荀诀雪清瘦的身躯晃了晃,形销骨立地立在混沌的魔气中,抬起袖子擦了擦嘴边的血迹。
如果说在进入恶气弥漫的范围内,她还能视物,可眼下站在魔气冲天的中心,她眼前全是黑压压的一片,半点东西都看不见了。
这就是恶气的中心,她一时之间竟分不清这里究竟是恶气多一些,还是魔气多一些。
又或者,这里本就是恶气与魔气混杂的中心。
“巫弘烨。”
她紧握着手中厮杀在无止休的魔气中黯淡了许多的剑,声音肃肃,冰冷而沉冽,“你还不现身吗?”
冲天的魔气猛然一动,黑压压的一片在荀诀雪无法看清楚的地方无形地汇聚涌动着,各股魔气纷乱交杂,渐渐地在荀诀雪面前汇成一个凝实的人形。
荀诀雪握着剑柄的手一紧,眼见着魔物渐渐凝实,最后显露出一个熟悉的人形。
巫弘烨周身萦绕着浓郁的魔气,这些魔气循环地流淌穿过他凝实的高大人形。
荀诀雪:“你果然没死。”
“哈哈哈——”
巫弘烨像是听到什么可笑的话,毫不顾忌的扬声大笑,魔气从他大张的口中涌动循环的更快了,半响,他停下笑声,不屑地看着面无表情地荀诀雪,“我怎么会死呢?”
他双手张开,似乎在拥抱着天,头颅高高扬起,又张狂地笑:“你既不死,我又怎么会死呢!”
荀诀雪不受他影响,冷淡道:“是吗?”
她今日既来,便是抱着必死的念头除掉巫弘烨的。
荀诀雪不再多言,抬起锋芒逼人的剑刃直指巫弘烨,眉目沉沉:“康坨的恶气,是不是你所造?”

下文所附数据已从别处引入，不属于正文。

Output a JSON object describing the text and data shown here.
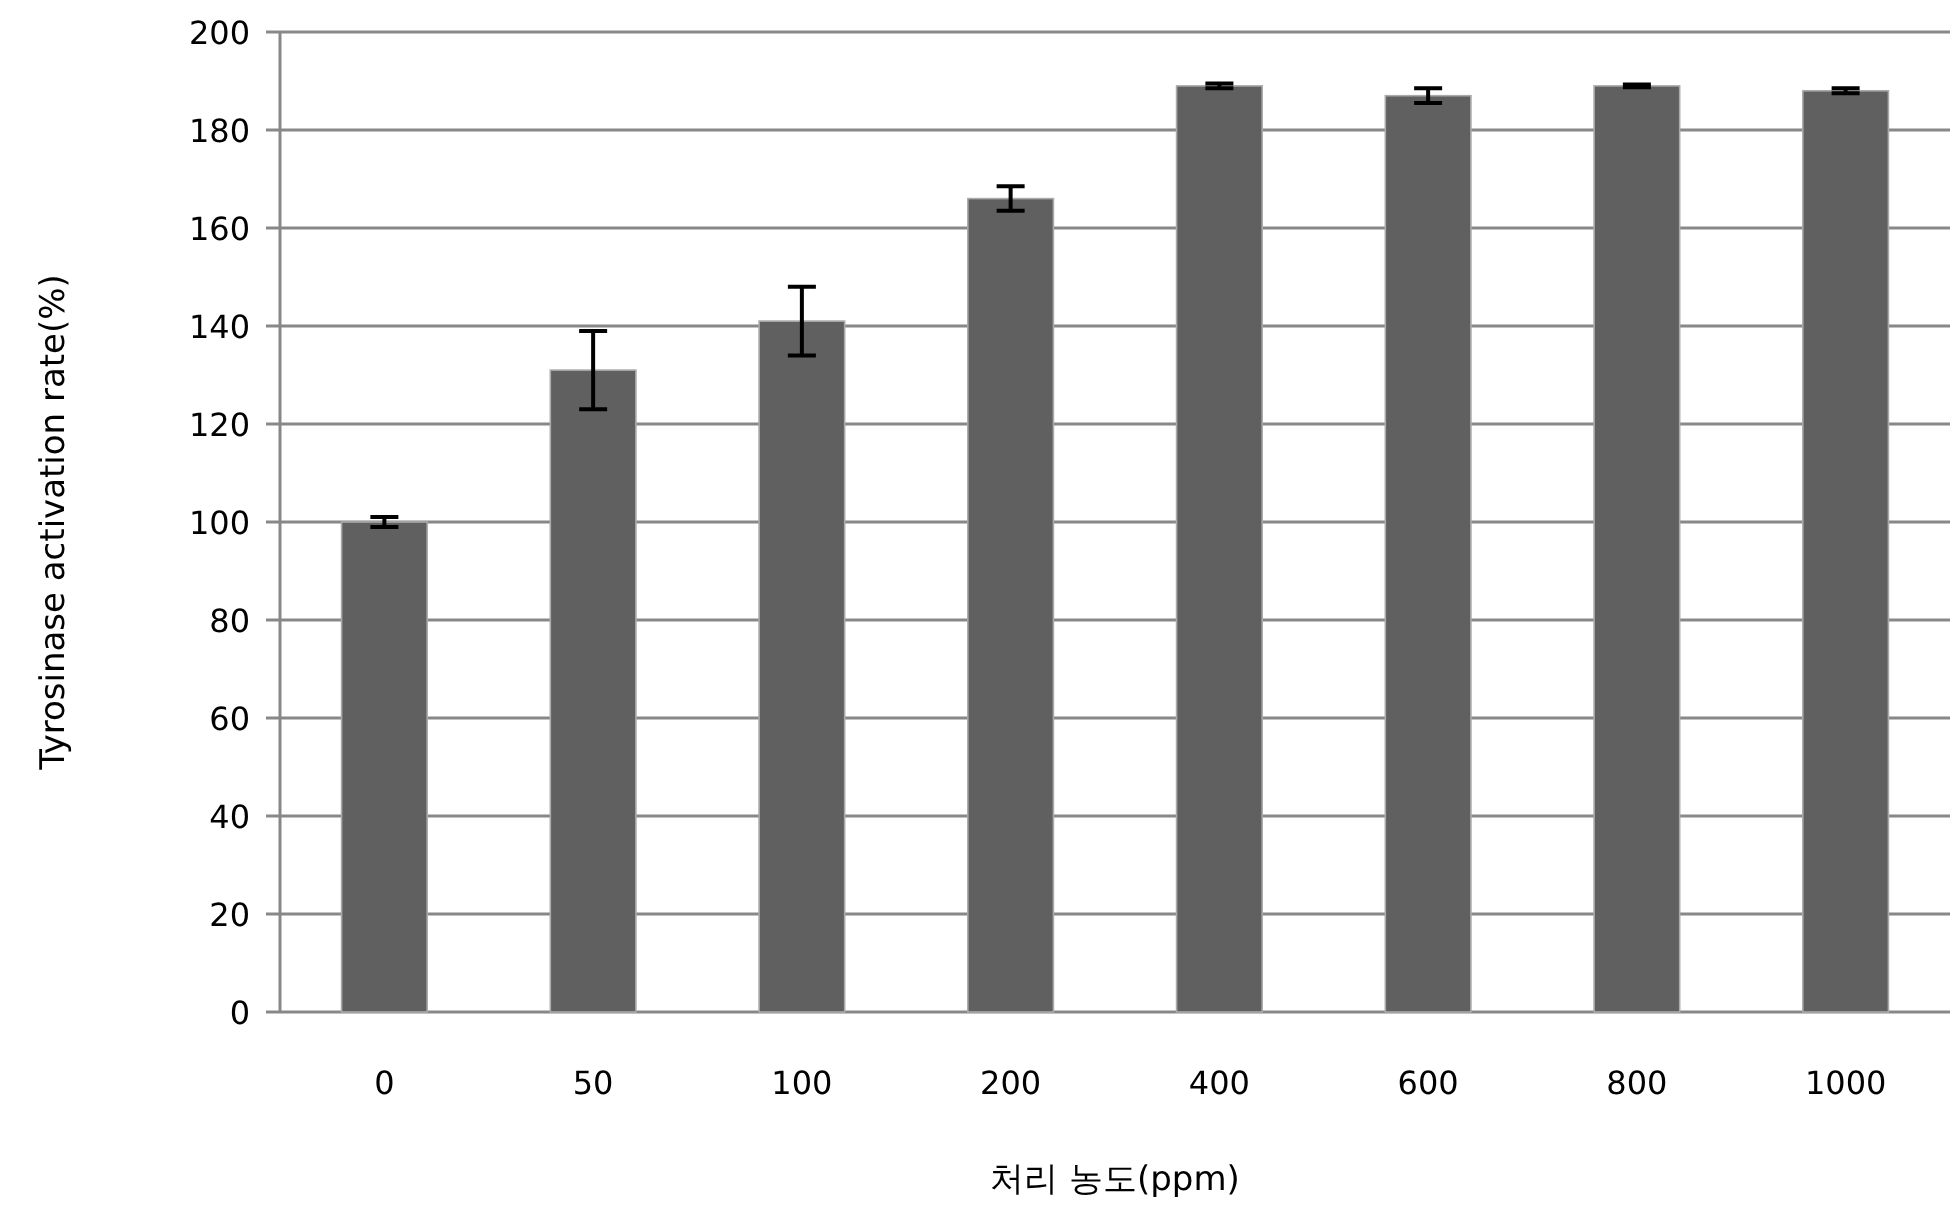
{
  "chart_data": {
    "type": "bar",
    "xlabel": "처리 농도(ppm)",
    "ylabel": "Tyrosinase activation rate(%)",
    "categories": [
      "0",
      "50",
      "100",
      "200",
      "400",
      "600",
      "800",
      "1000"
    ],
    "values": [
      100,
      131,
      141,
      166,
      189,
      187,
      189,
      188
    ],
    "errors": [
      1,
      8,
      7,
      2.5,
      0.5,
      1.5,
      0.3,
      0.5
    ],
    "color": "#606060",
    "ylim": [
      0,
      200
    ],
    "yticks": [
      0,
      20,
      40,
      60,
      80,
      100,
      120,
      140,
      160,
      180,
      200
    ],
    "grid": "y"
  }
}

巫弘烨闻言止住大笑,神情扭曲而可怖,面皮下游荡着一股股魔气,几乎要冲破魔气构筑的人皮,看着诡异至极。
“怎么会是我所造的呢?”巫弘烨兴奋道,“分明是因你而来!”
荀诀雪的声音陡然一厉:“胡言乱语。”
本就不期望能问出什么,她面对着令人憎恨的魔头巫弘烨,服用过大把归元丹的身体一瞬间压抑住所有躁动不安的恶气和痛苦,气势节节攀升,手中的利剑一瞬间焕发出刺人的寒光。
几乎是瞬间,双方的身体同时一动,立刻攀打在一起!
耀眼的白光与浓郁的黑雾交织又分开,缠斗的不分上下。
长剑破如贯虹,劈山倒海,剑锋上倾灌的浩瀚灵力顷刻间就砍断了巫弘烨的右臂。
同一时间,荀诀雪闷哼一声,捂着右心口疾步后退,躬身一咳,唇边流淌出鲜红的血液。
而对面断了一臂的巫弘烨魔气狂涨,眨眼睛缺失的右臂被凝结的浓郁魔气瞬间补齐!
“荀诀雪,今日的康坨就是你的葬身之地!”
他在这里蛰伏几百年,魔气和恶气交织,康坨里数不尽的恶气不仅不会成为阻扰他的存在,反而还能帮助他压制敌人,在这里除掉荀诀雪,简直是天时地利人和!
面对着巫弘烨排天倒海的攻击,荀诀雪甚至来不及擦拭唇边的血渍,只能匆匆服下归元丹,提起剑再次迎上去。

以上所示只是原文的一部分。